The PM left a careful pause before replying: "Look, I don't want to judge that, that's for political historians and commentators to do." Cameron, who with Steve Hilton was a young member of the Tory campaign team in 1992, then joked: "He had a very bright team in Central Office at the time."

But the real answer, that the PM himself surely sees, must lie in how the public sees Cameron, an Old Etonian, at a time when their living standards are squeezed, and how they saw Major, a grammar school boy from Brixton, in 1992. Where you came from shouldn't matter, as Cameron always says. But the PM and his team must realise that it does.

Cameron insisted that "no two elections are the same" but said: "There are some similarities – he faced a Labour politician who wanted to tax more, spend more and borrow more, and I am facing a politician who wants to tax more, spend more and borrow more. He produced some posters that said Labour would deliver a double whammy of higher taxes and higher interest rates."

Another comparison is that Major was the underdog going into the '92 election, and it is clear that the Prime Minister is now in that position too. So Cameron just needs some more of Major's blue-collar everyman in his top team. He can't sack himself, but, now that the economy is recovering, George Osborne's strategy has been justified – so perhaps Cameron should replace him as Chancellor with the comprehensive-schooled Yorkshireman William Hague. He may be a rich Cabinet minister now, but at least Hague sounds like he understands what poorer families are going through, and perceptions do matter.

This option has been suggested before, and rejected. But if he wants to win a majority, Cameron should reconsider. Oh, and who were the four ministers who, with Cameron, represented the British government at a business conference in Delhi on Thursday? Nick Boles (Winchester), Greg Barker (Lancing), Jo Johnson (Eton) and Oliver Letwin (Eton).

He cares deeply about the freedom of the press

Of all the things that Cameron saw in Jaffna, the Tamil capital of Sri Lanka, on Friday, it was the graphic pictures of murdered journalists at the Uthayan newspaper that moved him the most. That morning at a briefing with British reporters in Colombo, Cameron almost lost his temper with a Mirror journalist who asked him about class. But at least that reporter was free to put the question, and does not face reprisals from Downing Street when he gets home. The PM was genuinely angry when he raised the intimidation and violence against Uthayan journalists with Sri Lanka's President Mahinda Rajapaksa, and, he says, he will carry those images with him for ever.
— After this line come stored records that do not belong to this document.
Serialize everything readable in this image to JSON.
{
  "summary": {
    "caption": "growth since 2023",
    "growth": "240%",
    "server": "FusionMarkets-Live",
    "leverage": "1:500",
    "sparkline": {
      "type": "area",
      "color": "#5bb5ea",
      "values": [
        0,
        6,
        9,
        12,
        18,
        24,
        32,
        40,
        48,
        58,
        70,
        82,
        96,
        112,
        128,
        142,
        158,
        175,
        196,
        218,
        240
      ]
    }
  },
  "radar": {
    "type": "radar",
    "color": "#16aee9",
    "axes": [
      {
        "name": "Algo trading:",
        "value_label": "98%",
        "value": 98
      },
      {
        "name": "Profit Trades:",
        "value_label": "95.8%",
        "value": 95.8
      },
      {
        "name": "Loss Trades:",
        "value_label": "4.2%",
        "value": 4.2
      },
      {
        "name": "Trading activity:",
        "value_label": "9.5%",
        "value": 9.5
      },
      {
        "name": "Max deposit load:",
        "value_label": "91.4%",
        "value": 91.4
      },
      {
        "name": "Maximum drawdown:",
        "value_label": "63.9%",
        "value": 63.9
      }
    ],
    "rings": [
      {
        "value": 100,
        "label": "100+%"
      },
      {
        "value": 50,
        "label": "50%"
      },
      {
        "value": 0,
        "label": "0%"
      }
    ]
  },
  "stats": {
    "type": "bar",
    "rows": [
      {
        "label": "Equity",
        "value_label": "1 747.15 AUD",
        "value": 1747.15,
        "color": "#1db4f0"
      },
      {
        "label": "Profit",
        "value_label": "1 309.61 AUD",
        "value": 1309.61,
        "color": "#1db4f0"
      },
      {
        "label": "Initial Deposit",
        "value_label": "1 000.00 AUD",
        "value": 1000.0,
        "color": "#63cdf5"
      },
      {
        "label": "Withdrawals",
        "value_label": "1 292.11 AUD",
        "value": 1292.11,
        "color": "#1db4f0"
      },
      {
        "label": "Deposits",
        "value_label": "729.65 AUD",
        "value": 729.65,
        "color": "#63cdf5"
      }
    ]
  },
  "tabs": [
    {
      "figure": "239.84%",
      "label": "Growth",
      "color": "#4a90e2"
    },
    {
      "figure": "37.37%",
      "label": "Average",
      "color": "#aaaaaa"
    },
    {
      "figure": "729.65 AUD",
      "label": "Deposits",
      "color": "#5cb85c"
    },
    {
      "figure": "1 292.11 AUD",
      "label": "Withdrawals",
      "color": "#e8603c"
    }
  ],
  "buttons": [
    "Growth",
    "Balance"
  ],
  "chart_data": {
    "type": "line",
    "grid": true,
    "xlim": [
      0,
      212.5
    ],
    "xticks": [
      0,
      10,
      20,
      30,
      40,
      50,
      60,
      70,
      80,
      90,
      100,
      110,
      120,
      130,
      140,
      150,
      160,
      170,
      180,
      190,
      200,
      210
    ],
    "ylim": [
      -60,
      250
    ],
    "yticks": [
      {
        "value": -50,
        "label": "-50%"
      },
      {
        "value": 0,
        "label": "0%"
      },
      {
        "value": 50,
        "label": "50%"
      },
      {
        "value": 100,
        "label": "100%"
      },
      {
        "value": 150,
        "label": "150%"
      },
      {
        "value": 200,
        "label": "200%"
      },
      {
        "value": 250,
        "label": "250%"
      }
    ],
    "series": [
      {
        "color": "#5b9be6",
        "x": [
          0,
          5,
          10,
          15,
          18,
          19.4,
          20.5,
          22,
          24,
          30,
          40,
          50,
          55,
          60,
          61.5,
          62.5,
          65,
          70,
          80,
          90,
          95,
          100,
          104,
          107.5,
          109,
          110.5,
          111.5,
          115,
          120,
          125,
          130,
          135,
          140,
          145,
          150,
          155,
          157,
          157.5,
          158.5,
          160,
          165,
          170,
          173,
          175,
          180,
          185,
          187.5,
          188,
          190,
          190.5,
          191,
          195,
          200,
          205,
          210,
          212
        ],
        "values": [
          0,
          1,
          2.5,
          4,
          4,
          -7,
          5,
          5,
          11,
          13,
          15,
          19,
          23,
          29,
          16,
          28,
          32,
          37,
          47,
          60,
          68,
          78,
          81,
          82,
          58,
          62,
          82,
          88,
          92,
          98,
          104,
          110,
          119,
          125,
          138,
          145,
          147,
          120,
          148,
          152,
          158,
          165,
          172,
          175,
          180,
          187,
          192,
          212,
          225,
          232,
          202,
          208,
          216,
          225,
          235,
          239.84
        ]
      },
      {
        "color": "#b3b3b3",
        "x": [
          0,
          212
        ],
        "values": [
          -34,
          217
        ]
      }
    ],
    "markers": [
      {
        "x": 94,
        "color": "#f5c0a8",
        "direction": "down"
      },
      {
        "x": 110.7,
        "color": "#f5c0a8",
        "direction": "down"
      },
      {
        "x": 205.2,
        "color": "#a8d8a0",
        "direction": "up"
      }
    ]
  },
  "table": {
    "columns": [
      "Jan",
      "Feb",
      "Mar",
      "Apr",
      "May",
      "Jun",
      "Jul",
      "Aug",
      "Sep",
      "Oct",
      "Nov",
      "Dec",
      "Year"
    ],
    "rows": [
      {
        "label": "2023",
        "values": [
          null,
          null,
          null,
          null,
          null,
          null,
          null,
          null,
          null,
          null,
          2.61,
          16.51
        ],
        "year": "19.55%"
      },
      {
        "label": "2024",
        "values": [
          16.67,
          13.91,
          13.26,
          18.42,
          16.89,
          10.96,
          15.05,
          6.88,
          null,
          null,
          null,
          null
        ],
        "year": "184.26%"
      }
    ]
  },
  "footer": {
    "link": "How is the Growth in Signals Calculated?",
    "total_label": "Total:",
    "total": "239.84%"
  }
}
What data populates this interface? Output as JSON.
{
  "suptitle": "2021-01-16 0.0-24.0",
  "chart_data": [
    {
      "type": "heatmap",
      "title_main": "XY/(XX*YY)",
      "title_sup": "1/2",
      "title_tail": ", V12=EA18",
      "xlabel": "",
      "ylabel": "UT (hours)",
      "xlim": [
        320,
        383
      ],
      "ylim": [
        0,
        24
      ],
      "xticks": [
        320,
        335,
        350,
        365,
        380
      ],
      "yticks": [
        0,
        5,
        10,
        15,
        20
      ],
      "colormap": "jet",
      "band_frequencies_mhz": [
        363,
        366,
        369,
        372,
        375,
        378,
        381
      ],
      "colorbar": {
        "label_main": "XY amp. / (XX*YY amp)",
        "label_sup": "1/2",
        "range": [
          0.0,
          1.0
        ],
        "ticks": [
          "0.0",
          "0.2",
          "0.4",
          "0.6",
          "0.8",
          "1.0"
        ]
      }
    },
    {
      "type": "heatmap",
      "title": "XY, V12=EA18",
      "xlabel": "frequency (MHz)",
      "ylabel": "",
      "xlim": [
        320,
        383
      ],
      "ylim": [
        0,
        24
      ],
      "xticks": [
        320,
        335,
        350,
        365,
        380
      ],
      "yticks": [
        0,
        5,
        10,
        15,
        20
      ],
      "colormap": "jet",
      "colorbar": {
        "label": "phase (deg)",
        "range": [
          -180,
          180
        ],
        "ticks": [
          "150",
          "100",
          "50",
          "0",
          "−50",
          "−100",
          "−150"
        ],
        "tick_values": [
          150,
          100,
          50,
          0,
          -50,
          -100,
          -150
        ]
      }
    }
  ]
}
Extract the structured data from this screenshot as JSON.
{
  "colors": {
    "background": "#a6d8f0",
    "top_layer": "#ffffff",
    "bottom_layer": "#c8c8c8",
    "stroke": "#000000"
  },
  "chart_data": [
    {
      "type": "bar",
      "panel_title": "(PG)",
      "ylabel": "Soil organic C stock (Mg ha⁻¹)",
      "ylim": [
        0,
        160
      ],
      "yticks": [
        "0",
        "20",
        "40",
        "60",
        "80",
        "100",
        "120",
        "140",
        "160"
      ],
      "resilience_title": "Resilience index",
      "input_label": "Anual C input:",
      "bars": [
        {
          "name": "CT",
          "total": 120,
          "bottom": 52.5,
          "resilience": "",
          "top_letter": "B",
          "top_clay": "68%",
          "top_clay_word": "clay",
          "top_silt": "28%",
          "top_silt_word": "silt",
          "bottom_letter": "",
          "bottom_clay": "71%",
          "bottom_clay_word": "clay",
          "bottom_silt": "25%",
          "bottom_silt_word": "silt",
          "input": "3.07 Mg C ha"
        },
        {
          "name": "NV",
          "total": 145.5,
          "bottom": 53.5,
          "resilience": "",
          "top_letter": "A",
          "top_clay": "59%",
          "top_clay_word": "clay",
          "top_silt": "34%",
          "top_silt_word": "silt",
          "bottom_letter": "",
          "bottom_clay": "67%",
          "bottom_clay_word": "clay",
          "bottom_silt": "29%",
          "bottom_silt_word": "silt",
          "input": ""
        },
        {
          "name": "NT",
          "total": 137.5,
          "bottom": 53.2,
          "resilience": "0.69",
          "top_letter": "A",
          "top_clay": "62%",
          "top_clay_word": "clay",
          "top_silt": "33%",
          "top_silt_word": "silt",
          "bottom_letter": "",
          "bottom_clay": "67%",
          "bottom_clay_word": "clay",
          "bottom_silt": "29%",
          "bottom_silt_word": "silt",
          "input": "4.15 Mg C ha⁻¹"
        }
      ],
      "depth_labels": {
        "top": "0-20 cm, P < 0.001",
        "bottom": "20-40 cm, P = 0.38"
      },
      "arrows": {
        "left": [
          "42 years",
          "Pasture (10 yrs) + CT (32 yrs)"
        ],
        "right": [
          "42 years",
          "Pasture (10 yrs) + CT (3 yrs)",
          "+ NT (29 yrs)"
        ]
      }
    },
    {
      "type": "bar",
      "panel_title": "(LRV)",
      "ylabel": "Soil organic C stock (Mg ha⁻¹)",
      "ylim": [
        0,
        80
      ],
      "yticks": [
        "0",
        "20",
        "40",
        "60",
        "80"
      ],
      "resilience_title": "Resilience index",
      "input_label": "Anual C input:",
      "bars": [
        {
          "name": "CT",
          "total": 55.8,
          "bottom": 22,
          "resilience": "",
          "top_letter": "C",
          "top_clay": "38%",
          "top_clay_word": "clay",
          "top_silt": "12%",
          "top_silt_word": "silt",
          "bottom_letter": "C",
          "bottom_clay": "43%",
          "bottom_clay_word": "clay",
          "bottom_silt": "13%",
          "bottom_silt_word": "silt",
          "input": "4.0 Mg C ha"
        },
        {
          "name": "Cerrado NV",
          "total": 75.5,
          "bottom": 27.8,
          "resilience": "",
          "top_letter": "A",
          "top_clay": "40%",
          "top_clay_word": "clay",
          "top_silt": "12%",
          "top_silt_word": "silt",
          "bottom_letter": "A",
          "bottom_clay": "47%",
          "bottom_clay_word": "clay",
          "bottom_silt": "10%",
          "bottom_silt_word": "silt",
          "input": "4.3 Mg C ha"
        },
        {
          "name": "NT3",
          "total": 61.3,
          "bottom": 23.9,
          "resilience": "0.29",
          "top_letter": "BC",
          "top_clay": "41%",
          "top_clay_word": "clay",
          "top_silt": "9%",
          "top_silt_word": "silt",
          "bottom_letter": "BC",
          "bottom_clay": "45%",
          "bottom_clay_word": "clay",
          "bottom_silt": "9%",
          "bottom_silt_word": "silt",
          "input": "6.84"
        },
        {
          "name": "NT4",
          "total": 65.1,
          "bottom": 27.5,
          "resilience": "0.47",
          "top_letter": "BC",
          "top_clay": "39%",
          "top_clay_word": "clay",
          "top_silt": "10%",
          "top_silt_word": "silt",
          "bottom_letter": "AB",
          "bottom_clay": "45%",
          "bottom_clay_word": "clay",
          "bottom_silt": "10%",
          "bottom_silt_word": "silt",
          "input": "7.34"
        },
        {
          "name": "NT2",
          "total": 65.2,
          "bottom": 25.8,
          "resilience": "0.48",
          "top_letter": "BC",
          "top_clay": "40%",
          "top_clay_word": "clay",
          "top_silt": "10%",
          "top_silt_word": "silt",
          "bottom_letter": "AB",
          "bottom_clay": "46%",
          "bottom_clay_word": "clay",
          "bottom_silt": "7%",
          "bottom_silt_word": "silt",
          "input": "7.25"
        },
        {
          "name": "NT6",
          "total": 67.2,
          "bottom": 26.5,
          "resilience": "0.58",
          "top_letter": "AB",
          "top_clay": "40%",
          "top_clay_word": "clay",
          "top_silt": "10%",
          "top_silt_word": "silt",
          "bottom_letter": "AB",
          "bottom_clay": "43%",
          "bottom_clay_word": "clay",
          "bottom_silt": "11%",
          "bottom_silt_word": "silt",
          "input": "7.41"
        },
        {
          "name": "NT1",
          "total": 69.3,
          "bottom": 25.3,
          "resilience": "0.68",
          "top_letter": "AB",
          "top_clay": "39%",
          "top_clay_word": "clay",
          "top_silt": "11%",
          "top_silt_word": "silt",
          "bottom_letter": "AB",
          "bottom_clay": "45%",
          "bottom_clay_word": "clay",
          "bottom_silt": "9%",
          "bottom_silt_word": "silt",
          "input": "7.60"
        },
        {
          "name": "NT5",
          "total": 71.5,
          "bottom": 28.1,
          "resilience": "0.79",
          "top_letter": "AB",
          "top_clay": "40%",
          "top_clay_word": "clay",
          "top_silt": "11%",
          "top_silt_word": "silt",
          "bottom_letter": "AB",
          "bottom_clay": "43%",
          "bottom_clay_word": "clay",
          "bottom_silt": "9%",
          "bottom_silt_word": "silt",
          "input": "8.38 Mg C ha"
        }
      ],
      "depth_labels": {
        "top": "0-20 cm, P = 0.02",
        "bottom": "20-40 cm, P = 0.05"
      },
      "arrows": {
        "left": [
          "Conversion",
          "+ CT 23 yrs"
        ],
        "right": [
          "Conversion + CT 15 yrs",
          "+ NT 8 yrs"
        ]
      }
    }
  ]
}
Sporting diplomacy often backfires

Diplomacy and sport have long been interlinked – the First World War football match across the trenches between British and German troops; the controversial Boycott and Gooch cricket tours to apartheid South Africa; Tony Blair securing London's Olympics bid in Singapore. Prime ministers find it easy to use football, cricket or rugby as small talk when they meet fellow leaders.

But I am sure Cameron didn't expect to face criticism from Muttiah Muralitharan, the star Sri Lankan spin bowler, when he went to meet him at Colombo Cricket Club's ground, as we report today.

Murali, a Tamil, said the PM had been "misled" by what he saw in Jaffna. As the Prime Minister found out, sometimes the wicket is stickier than it first appears.